Smith will be the college’s first African-American president.

“Valerie Smith is a respected scholar and a wise, effective leader with impressive accomplishments that closely align with Swarthmore’s values: access and affordability, dynamic undergraduate learning opportunities, and educating students to be leaders who value the common good,” said Giles Kemp, the Chair of Swarthmore’s Board of Managers. “Her colleagues consistently praise her judgment, integrity, and commitment to making a liberal arts education accessible to all students.”

Smith’s colleagues at Princeton praised her research and administrative skills and said that, as founding director of the Center for African-American Studies from 2006 to 2009, she was instrumental in its expansion.

“Although we are sad to see Professor Smith leave Princeton, this is an extraordinary opportunity for her and Swarthmore,” said Dr. Eddie S. Glaude, the William S. Tod Professor of Religion and African American Studies, Department and Chair of the Center for African American Studies at Princeton. “Her appointment, much like that of Dr. Ruth Simmons at Smith and Brown, has historic significance. The landscape of higher education is changing daily, and we now have a leading light at the helm of one of the most important liberal arts colleges in the country. That brings a smile to my face.”
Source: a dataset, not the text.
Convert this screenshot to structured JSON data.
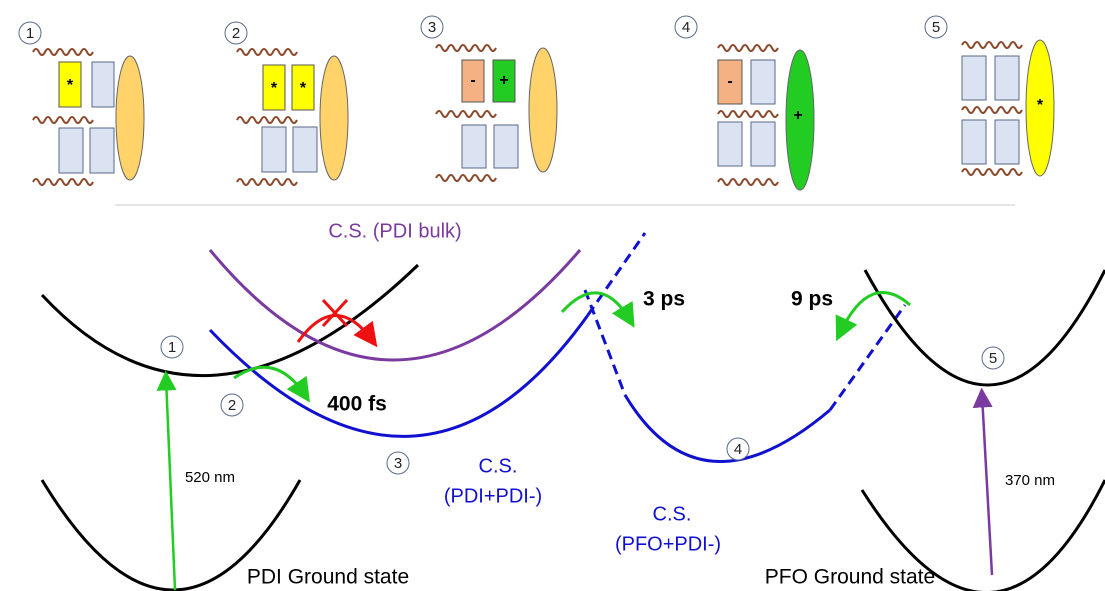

Smith, a native of Brooklyn, arrived at Princeton in 1980 as an instructor in English and African-American Studies, eventually earning tenure in 1986. Three years later, she left Princeton to join the English faculty at UCLA but returned to Princeton in 2001 as the Woodrow Wilson Professor of Literature and Professor of English and African American Studies.

In 2011, she was named the senior officer responsible for Princeton’s undergraduate academic program.

Smith, who earned her Ph.D. from the University of Virginia, could not be reached for comment. But in a statement released by Swarthmore, she said that she welcomed the opportunity to lead Swarthmore into the future.

“I have experienced and witnessed firsthand the power of the liberal arts to encourage critical thinking, discovery and innovation; to help us ascertain what makes life meaningful; and to function as an engine of social mobility and change,” said Smith. “With its profound commitment to students’ academic, social and ethical development, to the recruitment and retention of an outstanding faculty and staff, and to civic responsibility and social justice, Swarthmore exemplifies the best that the liberal arts model has to offer. I am honored to lead the college into its next phase of distinguished progress.”

Smith replaces Dr. Rebecca Chopp, who left the school last summer to become chancellor at the University of Denver, after five years on the job. Dr. Constance Cain Hungerford, the former Provost of the College from 2001 to 2011, has been acting as interim president and will resume her position in the Art Department where she holds the Mari S. Michener professorship in Art History.